This year's TCM Classic Film Festival will feature, among other things, a Q&A with actor Michael Douglas, following a screening of his 1979 film The China Syndrome. Also scheduled are interviews with the casts of Kentucky Fried Movie (1977) and Best In Show (2000). Now, I haven't seen Kentucky Fried Movie, but China Syndrome and Best In Show are fine films. But are they classics? Eh...
The Oxford English dictionary defines 'classic' as "judged over a period of time to be of the highest quality and outstanding of its kind." The phrase "period of time" is meaningless. It can be stretched to mean anywhere from five years to fifty. The three films mentioned in regards to the TCM festival range from 17 to 40 years in age. 17 years seems, at least to my mind, a tad too recent to consider classic status, though 40 years would seem to be long enough ago.

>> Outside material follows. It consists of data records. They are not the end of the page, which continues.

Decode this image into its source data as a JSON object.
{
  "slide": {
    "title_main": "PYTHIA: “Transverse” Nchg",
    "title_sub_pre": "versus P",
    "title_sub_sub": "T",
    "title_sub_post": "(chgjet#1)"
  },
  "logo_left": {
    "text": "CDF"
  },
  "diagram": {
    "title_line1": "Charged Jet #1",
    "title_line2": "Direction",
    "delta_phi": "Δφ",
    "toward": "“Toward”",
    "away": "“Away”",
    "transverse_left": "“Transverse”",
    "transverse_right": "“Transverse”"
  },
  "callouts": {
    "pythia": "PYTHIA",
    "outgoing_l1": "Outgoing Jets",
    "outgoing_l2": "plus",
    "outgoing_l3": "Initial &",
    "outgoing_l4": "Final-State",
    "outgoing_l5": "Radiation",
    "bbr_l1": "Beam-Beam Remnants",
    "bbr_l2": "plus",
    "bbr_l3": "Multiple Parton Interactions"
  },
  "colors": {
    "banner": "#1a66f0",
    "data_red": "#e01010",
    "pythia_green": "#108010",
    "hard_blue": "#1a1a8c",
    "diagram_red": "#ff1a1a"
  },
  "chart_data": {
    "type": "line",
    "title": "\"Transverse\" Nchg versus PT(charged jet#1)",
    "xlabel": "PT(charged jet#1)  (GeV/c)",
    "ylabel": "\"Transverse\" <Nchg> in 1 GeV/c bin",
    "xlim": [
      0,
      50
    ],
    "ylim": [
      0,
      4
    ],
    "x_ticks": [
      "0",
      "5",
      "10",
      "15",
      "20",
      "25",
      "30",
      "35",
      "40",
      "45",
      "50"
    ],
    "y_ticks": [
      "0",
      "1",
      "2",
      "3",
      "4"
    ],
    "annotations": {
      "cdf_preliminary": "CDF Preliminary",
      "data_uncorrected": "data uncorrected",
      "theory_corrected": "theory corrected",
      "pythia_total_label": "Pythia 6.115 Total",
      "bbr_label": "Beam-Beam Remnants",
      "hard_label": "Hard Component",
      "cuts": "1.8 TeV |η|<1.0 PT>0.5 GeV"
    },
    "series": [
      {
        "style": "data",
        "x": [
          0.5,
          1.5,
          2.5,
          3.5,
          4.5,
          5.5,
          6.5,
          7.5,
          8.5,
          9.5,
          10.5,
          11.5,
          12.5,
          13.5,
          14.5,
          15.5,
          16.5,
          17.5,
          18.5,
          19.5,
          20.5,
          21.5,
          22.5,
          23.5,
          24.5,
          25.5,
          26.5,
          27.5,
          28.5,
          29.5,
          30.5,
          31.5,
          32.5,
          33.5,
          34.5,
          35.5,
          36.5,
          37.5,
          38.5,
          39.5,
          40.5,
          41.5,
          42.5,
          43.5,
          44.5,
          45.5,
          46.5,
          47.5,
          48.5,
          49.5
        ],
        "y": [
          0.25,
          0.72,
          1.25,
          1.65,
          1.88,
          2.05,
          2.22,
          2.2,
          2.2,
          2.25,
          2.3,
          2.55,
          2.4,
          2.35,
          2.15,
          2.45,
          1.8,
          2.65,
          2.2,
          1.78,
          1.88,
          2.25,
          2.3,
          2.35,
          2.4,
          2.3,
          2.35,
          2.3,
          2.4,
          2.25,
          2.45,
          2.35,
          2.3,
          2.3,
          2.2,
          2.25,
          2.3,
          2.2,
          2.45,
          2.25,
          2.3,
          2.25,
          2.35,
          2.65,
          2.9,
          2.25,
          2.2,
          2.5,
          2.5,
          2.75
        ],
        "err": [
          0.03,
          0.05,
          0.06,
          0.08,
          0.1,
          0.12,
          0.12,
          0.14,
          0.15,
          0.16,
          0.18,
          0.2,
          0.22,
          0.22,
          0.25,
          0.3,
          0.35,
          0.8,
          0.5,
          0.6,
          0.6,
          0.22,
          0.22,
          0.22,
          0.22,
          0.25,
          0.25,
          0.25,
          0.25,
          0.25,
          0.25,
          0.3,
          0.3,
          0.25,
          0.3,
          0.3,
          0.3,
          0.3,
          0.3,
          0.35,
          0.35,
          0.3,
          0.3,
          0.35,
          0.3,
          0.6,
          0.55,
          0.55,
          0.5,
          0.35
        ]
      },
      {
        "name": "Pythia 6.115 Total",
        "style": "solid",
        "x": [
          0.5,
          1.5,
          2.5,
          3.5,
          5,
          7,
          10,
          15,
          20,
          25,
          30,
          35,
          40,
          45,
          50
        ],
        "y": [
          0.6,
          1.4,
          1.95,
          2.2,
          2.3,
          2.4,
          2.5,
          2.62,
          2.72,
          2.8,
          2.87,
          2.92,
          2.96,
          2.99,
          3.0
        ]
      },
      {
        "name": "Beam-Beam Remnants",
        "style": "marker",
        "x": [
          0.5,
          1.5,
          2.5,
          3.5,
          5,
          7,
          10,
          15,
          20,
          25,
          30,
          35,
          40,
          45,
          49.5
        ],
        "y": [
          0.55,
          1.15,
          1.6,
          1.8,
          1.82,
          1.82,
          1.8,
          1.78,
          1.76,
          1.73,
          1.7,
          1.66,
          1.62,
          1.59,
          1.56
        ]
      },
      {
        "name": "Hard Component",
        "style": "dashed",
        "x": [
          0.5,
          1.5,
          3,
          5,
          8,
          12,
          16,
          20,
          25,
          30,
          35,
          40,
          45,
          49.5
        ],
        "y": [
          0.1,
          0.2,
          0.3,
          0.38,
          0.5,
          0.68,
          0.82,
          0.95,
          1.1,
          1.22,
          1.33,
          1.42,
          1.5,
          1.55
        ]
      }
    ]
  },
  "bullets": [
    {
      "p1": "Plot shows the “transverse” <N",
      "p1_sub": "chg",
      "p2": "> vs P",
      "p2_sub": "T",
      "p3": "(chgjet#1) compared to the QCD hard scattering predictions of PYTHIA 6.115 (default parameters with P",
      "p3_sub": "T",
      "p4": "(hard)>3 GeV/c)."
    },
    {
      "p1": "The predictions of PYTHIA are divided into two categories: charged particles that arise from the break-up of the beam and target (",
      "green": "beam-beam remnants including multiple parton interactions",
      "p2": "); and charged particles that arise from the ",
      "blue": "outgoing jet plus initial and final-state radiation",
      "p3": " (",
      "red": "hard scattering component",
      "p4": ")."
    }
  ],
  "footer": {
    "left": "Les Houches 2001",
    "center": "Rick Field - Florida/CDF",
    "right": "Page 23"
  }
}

What constitutes a 'classic film' is something that's likely always going to be up for debate. In truth, TCM has often shown movies from the 1930s and '40s that would seem to fit the surface-level definition of classic (they're old, they're in black & white, and they feature some famous Hollywood actors and actresses). And yet, many of those movies aren't really classics. They may be perfectly watchable films, but certainly not classic material. And some, dare I say it, are really rather dire.
Meanwhile, TCM recently aired a 1975 detective noir thriller starring Gene Hackman, and I had an inner debate about whether it was really a classic movie. My questioning of its credentials was set into motion before the first credit rolled. It was from the '70s, had people who looked like your typical shaggy '70s folks, and was in color. How could this movie be a classic? Of course, Roger Ebert considered it to be one of the great movies, so there you go.
So, what establishes a movie as classic? For me, it's a combination of quality and time. The quality part is obvious, if a tad subjective. The time element is perhaps more debatable. For me, the 1990s are the cut-off point. Nothing beyond that decade can currently be considered a classic, no matter how good it is. This would allow for films like Saving Private Ryan, The Usual Suspects and Jurassic Park to make the cut (as they should), but not Mulholland Drive, Brokeback Mountain and Memento. I am fine with that.
Of course, you, dear reader, may have completely different thoughts on what a classic movie is. Heck, Rogue One may already be a classic for you. And that's fine, I suppose. The issue of how much time has to pass before a film can be crowned a 'classic' is up to the individual. For me, growing up in the '80s when VHS came on the scene, watching Alfred Hitchcock movies from the '50s that my parents rented felt like watching old films. Now, a kid watching Ferris Bueller's Day Off, The Princess Bride, or Amadeus likely feels the same. So it goes.